Furthermore, there is no compelling evidence to suggest that the narrowing or shortening of arteries (arteriosclerosis) is a cause of heart disease. The plaque (cholesterol spackle) buildup which leads to the arterial narrowing may just be a fact of growing old, caused by the multiple repairs across the years of infection. Or it could very well be that some plaque grows unstable (cause unknown), detaches from the artery wall, floats along the blood stream, and eventually causes a heart blockage. Until we know for certain, reducing sugar consumption seems to be the most prudent action.

Avoiding sugar means avoiding refined carbohydrates and fruit juice. The human body easily converts refined carbohydrates into glucose (a simple sugar) in the blood. Hence, the recommendation to eat unrefined brown rice instead of refined white rice, because the body will take longer to convert the brown rice (which avoids a sudden increase of blood sugar). Likewise, the body converts fruit juice easily into fructose (also a simple sugar) in the blood. Eating a whole fruit is recommended instead because the fiber (in whole fruit) slows down the absorption of the fructose into the blood stream.

Update: The book, “Good Calories, Bad Calories” by Gary Taubes, suggests an alternative cause of obesity that provides a compelling explanation for the role of carbohydrate/sugar. The book posits the following:

  1. “The basic proposition is that obesity is caused by a regulatory defect in fat metabolism” where rate of energy storage (fat) exceeds energy release; internally, the body starves which leads to over-eating and/or inactivity.
  2. “Insulin plays the primary role in this fattening process, and the compensatory behaviors of hunger and lethargy.”
  3. “Carbohydrates, and particularly refined carbohydrates — and perhaps the fructose content as well, and thus the amount of sugars consumed — are the prime suspects in the chronic elevation of insulin; hence, they are the ultimate cause of common obesity.”

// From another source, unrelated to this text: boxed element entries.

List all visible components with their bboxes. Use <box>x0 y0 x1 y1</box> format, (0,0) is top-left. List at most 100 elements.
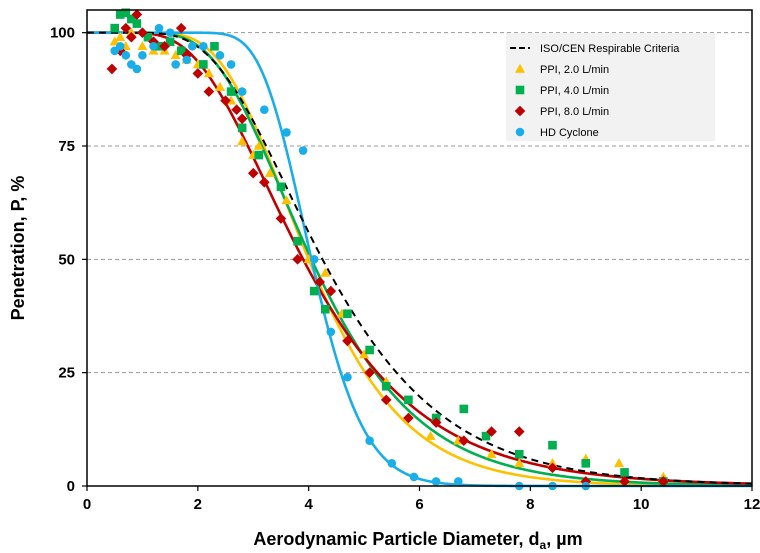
x-axis-title-subscript: a <box>540 538 547 552</box>
point-ppi-4-0-l-min-15 <box>293 236 302 246</box>
point-ppi-4-0-l-min-5 <box>143 32 153 42</box>
legend-symbol-ppi-8-0-l-min <box>514 105 526 117</box>
x-tick-label-12: 12 <box>744 496 760 513</box>
point-ppi-8-0-l-min-17 <box>275 213 287 224</box>
y-tick-label-75: 75 <box>58 138 75 155</box>
legend: ISO/CEN Respirable Criteria PPI, 2.0 L/mi… <box>506 33 715 141</box>
legend-label-hd-cyclone: HD Cyclone <box>540 127 599 139</box>
legend-box <box>506 33 715 141</box>
point-ppi-4-0-l-min-6 <box>154 41 164 51</box>
point-ppi-2-0-l-min-17 <box>281 195 292 205</box>
point-hd-cyclone-24 <box>409 472 419 482</box>
legend-symbol-ppi-4-0-l-min <box>515 85 525 95</box>
point-ppi-2-0-l-min-25 <box>486 448 497 459</box>
legend-label-ppi-4-0-l-min: PPI, 4.0 L/min <box>540 85 609 97</box>
point-hd-cyclone-10 <box>182 55 192 65</box>
point-hd-cyclone-21 <box>343 372 352 382</box>
point-ppi-2-0-l-min-13 <box>237 136 248 146</box>
point-ppi-8-0-l-min-16 <box>259 176 270 188</box>
point-ppi-4-0-l-min-28 <box>620 468 629 477</box>
point-ppi-8-0-l-min-5 <box>137 27 148 38</box>
point-ppi-8-0-l-min-22 <box>364 367 375 378</box>
point-ppi-8-0-l-min-30 <box>580 476 592 487</box>
legend-symbol-hd-cyclone <box>515 127 525 137</box>
point-ppi-8-0-l-min-20 <box>325 285 337 297</box>
point-ppi-4-0-l-min-16 <box>309 286 319 296</box>
point-ppi-8-0-l-min-18 <box>292 254 303 265</box>
axis-ticks: 0 2 4 6 8 10 12 0 25 50 75 100 <box>50 25 760 513</box>
curve-ppi-4-0-l-min <box>87 31 753 487</box>
point-ppi-2-0-l-min-11 <box>215 81 225 91</box>
point-ppi-8-0-l-min-10 <box>192 68 204 79</box>
point-ppi-4-0-l-min-26 <box>548 440 557 450</box>
point-hd-cyclone-7 <box>154 23 164 33</box>
point-ppi-8-0-l-min-26 <box>458 435 470 446</box>
point-ppi-2-0-l-min-23 <box>425 430 436 440</box>
x-tick-label-8: 8 <box>526 496 534 513</box>
point-hd-cyclone-2 <box>121 51 131 60</box>
point-ppi-4-0-l-min-8 <box>176 46 186 56</box>
y-tick-label-25: 25 <box>58 365 75 382</box>
point-ppi-4-0-l-min-24 <box>481 431 491 441</box>
y-axis-title: Penetration, P, % <box>8 176 28 321</box>
point-hd-cyclone-25 <box>431 477 441 486</box>
point-hd-cyclone-4 <box>132 64 142 74</box>
x-tick-label-6: 6 <box>415 496 423 513</box>
point-ppi-2-0-l-min-15 <box>253 140 264 150</box>
point-ppi-2-0-l-min-21 <box>359 349 370 359</box>
point-ppi-4-0-l-min-19 <box>365 345 374 355</box>
point-ppi-8-0-l-min-32 <box>658 476 669 487</box>
legend-label-ppi-2-0-l-min: PPI, 2.0 L/min <box>540 64 609 76</box>
point-ppi-2-0-l-min-1 <box>115 31 126 41</box>
point-ppi-4-0-l-min-23 <box>459 404 469 414</box>
legend-symbol-ppi-2-0-l-min <box>515 63 525 73</box>
point-ppi-8-0-l-min-11 <box>203 86 215 97</box>
point-ppi-8-0-l-min-27 <box>486 426 497 437</box>
legend-label-ppi-8-0-l-min: PPI, 8.0 L/min <box>540 106 609 118</box>
x-axis-title-unit: , µm <box>546 529 582 549</box>
point-ppi-8-0-l-min-4 <box>131 9 143 20</box>
point-ppi-8-0-l-min-19 <box>314 276 326 288</box>
y-tick-label-100: 100 <box>50 25 75 42</box>
point-ppi-4-0-l-min-9 <box>199 60 208 69</box>
point-ppi-2-0-l-min-29 <box>614 458 624 468</box>
point-ppi-8-0-l-min-14 <box>236 113 248 125</box>
point-ppi-4-0-l-min-25 <box>514 449 524 459</box>
point-ppi-2-0-l-min-26 <box>514 458 525 468</box>
point-ppi-2-0-l-min-16 <box>264 167 275 177</box>
point-hd-cyclone-6 <box>149 41 158 51</box>
point-ppi-8-0-l-min-3 <box>126 31 137 43</box>
point-hd-cyclone-19 <box>309 255 319 264</box>
point-ppi-8-0-l-min-29 <box>547 462 558 474</box>
gridlines <box>87 32 752 374</box>
point-ppi-2-0-l-min-10 <box>203 68 214 78</box>
point-ppi-4-0-l-min-20 <box>381 381 391 391</box>
x-tick-label-10: 10 <box>633 496 650 513</box>
point-ppi-4-0-l-min-4 <box>132 19 142 28</box>
point-hd-cyclone-20 <box>326 327 336 337</box>
y-tick-label-50: 50 <box>58 251 75 268</box>
point-ppi-4-0-l-min-2 <box>121 8 131 18</box>
point-hd-cyclone-16 <box>260 105 269 115</box>
point-ppi-8-0-l-min-0 <box>106 63 118 75</box>
x-axis-title-main: Aerodynamic Particle Diameter, d <box>253 529 539 549</box>
point-ppi-8-0-l-min-13 <box>231 104 242 116</box>
point-ppi-4-0-l-min-11 <box>226 87 236 96</box>
x-tick-label-4: 4 <box>304 496 313 513</box>
point-hd-cyclone-26 <box>453 477 463 486</box>
point-hd-cyclone-9 <box>171 60 180 69</box>
point-hd-cyclone-15 <box>237 87 247 96</box>
point-hd-cyclone-13 <box>215 51 225 60</box>
point-hd-cyclone-1 <box>115 41 125 51</box>
point-ppi-8-0-l-min-2 <box>120 22 132 34</box>
point-hd-cyclone-14 <box>226 60 236 69</box>
point-ppi-4-0-l-min-7 <box>165 37 175 47</box>
point-ppi-4-0-l-min-1 <box>115 10 125 19</box>
point-ppi-8-0-l-min-21 <box>342 335 353 347</box>
curve-ppi-2-0-l-min <box>87 31 752 488</box>
point-ppi-8-0-l-min-28 <box>513 426 525 437</box>
curve-iso-cen-respirable-criteria <box>87 31 753 485</box>
point-ppi-2-0-l-min-7 <box>170 50 181 60</box>
data-points <box>106 8 669 491</box>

So, to reduce the rate of energy storage, we need to reduce the level of blood insulin (“insulin regulates fat deposition”). To reduce insulin levels, we need to reduce the intake of carbohydrates (“carbohydrates regulate insulin”). To reduce the consumption of carbohydrates (sugar and starch), we need to increase the consumption of protein, fats, and non-starchy vegetables; evidently, people on non-carb or carb-restricted diets usually get satiated faster (don’t feel hungry all the time), so they tend not to overeat.

Listen to Your Body

Thankfully, my body tells me clearly when I am eating particularly badly. Besides having taste buds that prefer salt, my body punishes me if I consume too much sugar. After consuming a lot of sweets, I will get a sore throat within an hour and/or a mouth sore within a day (which then lasts for days). I can only eat a certain amount of cheese or meat per day before I get an upset stomach.

An essential part of the Russian Roulette Diet is to listen to your body. Your body will tell you in minor and major ways when you are consuming a particular food past your own healthy limits.

Now go out there and eat some poor, defenseless animal.